There are no Jedi mind tricks going on among the title contenders and the closest thing to mudslinging is Jimmie Johnson buying Play-Doh for his championship rival Matt Kenseth’s two young daughters.
"Last week was the first time (infant daughter) Lydia was at the track and my wife hadn’t been in awhile so we decided to go up the road to a little shopping center to buy Play-Doh for the bus," Johnson recalled earlier this week to illustrate his point.
"We go in the store and (Johnson's 3-year old daughter) Genevieve says Matt's oldest daughter Kaylin and her sister Grace both need Play-Doh too. So we buy the Play-Doh, go back to the motorhome lot, knock on Matt’s door and give them the Play-Doh for their kids.
"What I’m saying is, there’s two worlds here. When we put our helmets on we wish bad things for each other, no doubt," he said laughing.
"But then there’s the friendships and bonds outside the car that exist. And that’s really a hard thing to separate as you're coming into the sport. You’re buddies with the guy, your kids play and then you get on the track and it’s the opposite."
The tie atop the Cup standings between Johnson – defending winner of Sunday’s AAA 500 -- and Kenseth makes this the closest championship race in Chase history with three races to go. Johnson’s Hendrick Motorsports teammate and last week’s race winner Jeff Gordon is only 27 points back. And Kevin Harvick is a single point behind Gordon making this at the very least still a four-driver title tussle.
In the past we’ve seen the season’s final weeks characterized by both friendly verbal jabs and heightened rivalry among the contenders. Tony Stewart famously once said he'd wreck his own mother if that meant the difference in hoisting the Sprint Cup trophy.
But each season, every championship has its own tone and personalities and the players in this year’s title fight insist they won’t be drawn into a manufactured drama of name-calling or cheap shots.
They believe authentic competition creates real theater.
"I think the competition in the heat of battle and NASCAR rivalries that exists on the race track as competitors, hopefully that will speak for itself in the drama that racing creates on its own," explained the four-time champion Gordon. "You just can’t predict it. You can do your best to execute a plan, but you just have no idea how it's going to turn out.
And, he added, "I selfishly hope there’s a third party in this mix. I think that would create some fun and excitement for our team and also for the sport. Either way, I think Jimmie and Matt will put on a heckuva race.
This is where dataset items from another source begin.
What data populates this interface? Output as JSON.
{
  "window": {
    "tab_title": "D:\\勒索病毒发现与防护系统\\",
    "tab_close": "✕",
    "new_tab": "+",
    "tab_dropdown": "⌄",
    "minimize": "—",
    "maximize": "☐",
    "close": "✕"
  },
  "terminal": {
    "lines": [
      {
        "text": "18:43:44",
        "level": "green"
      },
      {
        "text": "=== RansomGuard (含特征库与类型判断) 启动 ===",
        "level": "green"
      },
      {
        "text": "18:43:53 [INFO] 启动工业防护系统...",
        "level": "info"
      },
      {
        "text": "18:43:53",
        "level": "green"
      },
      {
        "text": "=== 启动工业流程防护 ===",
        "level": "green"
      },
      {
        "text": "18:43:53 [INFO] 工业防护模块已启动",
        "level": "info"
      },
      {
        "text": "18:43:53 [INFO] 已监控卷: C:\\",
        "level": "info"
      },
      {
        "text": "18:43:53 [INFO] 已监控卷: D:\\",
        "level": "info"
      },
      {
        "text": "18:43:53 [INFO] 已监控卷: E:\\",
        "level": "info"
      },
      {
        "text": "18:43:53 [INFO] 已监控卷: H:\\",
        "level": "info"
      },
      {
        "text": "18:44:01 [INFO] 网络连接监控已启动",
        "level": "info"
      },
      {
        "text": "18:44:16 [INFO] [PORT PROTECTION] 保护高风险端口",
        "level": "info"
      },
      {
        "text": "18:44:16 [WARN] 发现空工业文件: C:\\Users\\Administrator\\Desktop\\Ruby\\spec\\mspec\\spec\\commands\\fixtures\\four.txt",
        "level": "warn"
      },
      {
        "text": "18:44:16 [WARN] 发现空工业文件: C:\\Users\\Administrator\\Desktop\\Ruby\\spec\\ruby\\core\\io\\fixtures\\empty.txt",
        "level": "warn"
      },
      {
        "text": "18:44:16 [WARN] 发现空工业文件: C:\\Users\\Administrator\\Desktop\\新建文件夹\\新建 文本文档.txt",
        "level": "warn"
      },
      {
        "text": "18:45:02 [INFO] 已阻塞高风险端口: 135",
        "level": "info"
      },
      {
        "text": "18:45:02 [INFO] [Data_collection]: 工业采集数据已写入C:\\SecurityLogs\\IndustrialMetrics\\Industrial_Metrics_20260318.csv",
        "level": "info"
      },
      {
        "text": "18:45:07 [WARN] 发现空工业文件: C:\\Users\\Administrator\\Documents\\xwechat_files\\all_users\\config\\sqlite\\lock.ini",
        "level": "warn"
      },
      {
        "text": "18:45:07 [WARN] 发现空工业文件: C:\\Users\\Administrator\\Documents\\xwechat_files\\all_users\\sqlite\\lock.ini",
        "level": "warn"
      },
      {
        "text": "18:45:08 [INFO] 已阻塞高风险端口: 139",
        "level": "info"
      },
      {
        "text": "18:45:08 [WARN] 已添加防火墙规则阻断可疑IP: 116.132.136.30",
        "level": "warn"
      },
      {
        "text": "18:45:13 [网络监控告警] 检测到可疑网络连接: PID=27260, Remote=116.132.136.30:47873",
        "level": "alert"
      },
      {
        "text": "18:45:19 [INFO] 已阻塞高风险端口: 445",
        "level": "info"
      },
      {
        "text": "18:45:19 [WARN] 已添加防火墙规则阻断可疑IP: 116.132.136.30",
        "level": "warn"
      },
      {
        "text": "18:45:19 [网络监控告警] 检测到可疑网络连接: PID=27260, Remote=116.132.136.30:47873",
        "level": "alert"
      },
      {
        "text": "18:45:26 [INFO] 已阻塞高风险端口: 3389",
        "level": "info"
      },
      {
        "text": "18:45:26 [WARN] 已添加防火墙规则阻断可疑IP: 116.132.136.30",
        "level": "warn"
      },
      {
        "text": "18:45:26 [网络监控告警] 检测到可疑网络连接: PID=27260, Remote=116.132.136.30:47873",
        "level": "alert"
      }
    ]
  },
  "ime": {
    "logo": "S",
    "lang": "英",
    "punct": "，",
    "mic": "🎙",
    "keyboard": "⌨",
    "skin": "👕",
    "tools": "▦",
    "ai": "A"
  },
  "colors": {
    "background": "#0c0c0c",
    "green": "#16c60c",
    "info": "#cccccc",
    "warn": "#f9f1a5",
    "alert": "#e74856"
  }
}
"As for creating drama off track, you can’t do that in a fake way. It has to happen because that's who you are, or there is a real serious issue between you and the other competitor. You can’t create that. It has to happen naturally. Of course, you could be the best of friends and all it takes is one incident to happen on track. …," he said smiling and voice trailing off.
"One thing I know, Jimmie, Matt, myself and Kevin are all pretty level-headed and want it done on the race track and not off it."
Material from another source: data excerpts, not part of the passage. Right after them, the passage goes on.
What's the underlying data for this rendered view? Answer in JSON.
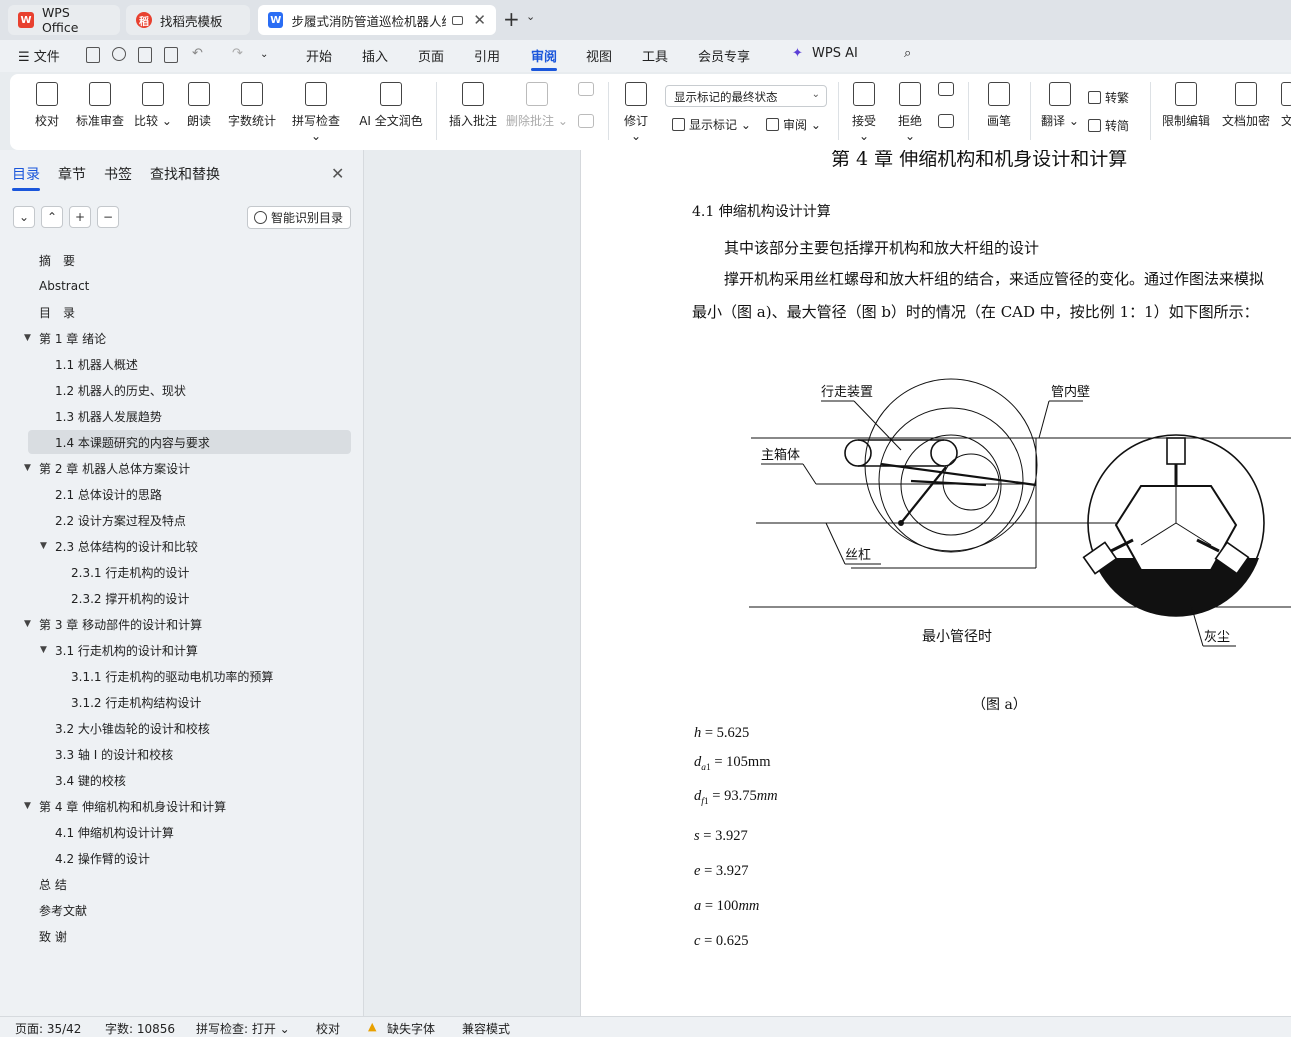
{
  "tabs": [
    {
      "label": "WPS Office"
    },
    {
      "label": "找稻壳模板"
    },
    {
      "label": "步履式消防管道巡检机器人结"
    }
  ],
  "menu": [
    "文件",
    "开始",
    "插入",
    "页面",
    "引用",
    "审阅",
    "视图",
    "工具",
    "会员专享",
    "WPS AI"
  ],
  "menu_active": "审阅",
  "ribbon": {
    "proof": "校对",
    "std_review": "标准审查",
    "compare": "比较",
    "read_aloud": "朗读",
    "word_count": "字数统计",
    "spell_check": "拼写检查",
    "ai_polish": "AI 全文润色",
    "insert_comment": "插入批注",
    "delete_comment": "删除批注",
    "revise": "修订",
    "markup_dropdown": "显示标记的最终状态",
    "show_markup": "显示标记",
    "review": "审阅",
    "accept": "接受",
    "reject": "拒绝",
    "pen": "画笔",
    "translate": "翻译",
    "to_traditional": "转繁",
    "to_simplified": "转简",
    "restrict_edit": "限制编辑",
    "doc_encrypt": "文档加密",
    "doc_cut": "文"
  },
  "sidebar": {
    "tabs": [
      "目录",
      "章节",
      "书签",
      "查找和替换"
    ],
    "smart_toc": "智能识别目录",
    "toc": [
      {
        "label": "摘　要",
        "level": 0
      },
      {
        "label": "Abstract",
        "level": 0
      },
      {
        "label": "目　录",
        "level": 0
      },
      {
        "label": "第 1 章  绪论",
        "level": 0,
        "expanded": true
      },
      {
        "label": "1.1  机器人概述",
        "level": 1
      },
      {
        "label": "1.2  机器人的历史、现状",
        "level": 1
      },
      {
        "label": "1.3 机器人发展趋势",
        "level": 1
      },
      {
        "label": "1.4  本课题研究的内容与要求",
        "level": 1,
        "selected": true
      },
      {
        "label": "第 2 章  机器人总体方案设计",
        "level": 0,
        "expanded": true
      },
      {
        "label": "2.1 总体设计的思路",
        "level": 1
      },
      {
        "label": "2.2  设计方案过程及特点",
        "level": 1
      },
      {
        "label": "2.3  总体结构的设计和比较",
        "level": 1,
        "expanded": true
      },
      {
        "label": "2.3.1  行走机构的设计",
        "level": 2
      },
      {
        "label": "2.3.2  撑开机构的设计",
        "level": 2
      },
      {
        "label": "第 3 章  移动部件的设计和计算",
        "level": 0,
        "expanded": true
      },
      {
        "label": "3.1  行走机构的设计和计算",
        "level": 1,
        "expanded": true
      },
      {
        "label": "3.1.1  行走机构的驱动电机功率的预算",
        "level": 2
      },
      {
        "label": "3.1.2  行走机构结构设计",
        "level": 2
      },
      {
        "label": "3.2 大小锥齿轮的设计和校核",
        "level": 1
      },
      {
        "label": "3.3  轴 I 的设计和校核",
        "level": 1
      },
      {
        "label": "3.4  键的校核",
        "level": 1
      },
      {
        "label": "第 4 章  伸缩机构和机身设计和计算",
        "level": 0,
        "expanded": true
      },
      {
        "label": "4.1  伸缩机构设计计算",
        "level": 1
      },
      {
        "label": "4.2  操作臂的设计",
        "level": 1
      },
      {
        "label": "总 结",
        "level": 0
      },
      {
        "label": "参考文献",
        "level": 0
      },
      {
        "label": "致 谢",
        "level": 0
      }
    ]
  },
  "document": {
    "chapter_title": "第 4 章  伸缩机构和机身设计和计算",
    "section_title": "4.1  伸缩机构设计计算",
    "para1": "其中该部分主要包括撑开机构和放大杆组的设计",
    "para2": "撑开机构采用丝杠螺母和放大杆组的结合，来适应管径的变化。通过作图法来模拟",
    "para3": "最小（图 a)、最大管径（图 b）时的情况（在 CAD 中，按比例 1：1）如下图所示：",
    "figure": {
      "label_walker": "行走装置",
      "label_pipe_wall": "管内壁",
      "label_main_box": "主箱体",
      "label_lead_screw": "丝杠",
      "label_min_diam": "最小管径时",
      "label_dust": "灰尘"
    },
    "figure_caption": "（图 a）",
    "formulas": {
      "h": "= 5.625",
      "da1": "= 105mm",
      "df1_val": "= 93.75",
      "df1_unit": "mm",
      "s": "= 3.927",
      "e": "= 3.927",
      "a_val": "= 100",
      "a_unit": "mm",
      "c": "= 0.625"
    }
  },
  "status": {
    "page": "页面: 35/42",
    "words": "字数: 10856",
    "spell": "拼写检查: 打开",
    "proof": "校对",
    "missing_font": "缺失字体",
    "compat": "兼容模式"
  },
  "colors": {
    "accent": "#1a56db",
    "wps_red": "#e8402f",
    "doc_blue": "#2a6df4"
  }
}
The soft-spoken, sharp-witted Kenseth has his own unique take on the notion of a heated rivalry or the assumption that competition has to be cut-throat or mean-spirited to be good.
"I think rivals can be friendly," Kenseth said this week.
"I think anyone would want to be a rival with Jimmie. It’s hard for anybody to argue he isn’t the best out there right now. He won five straight and no one’s done anything close to that. I think he's won like 600 races.
"If people say we’re a rival, I think that's a compliment. Who wouldn't want to be compared to that and still be in the game?
"Hopefully we get down here (Homestead) and we're still in it (championship contention) and I'm looking forward to racing him for it."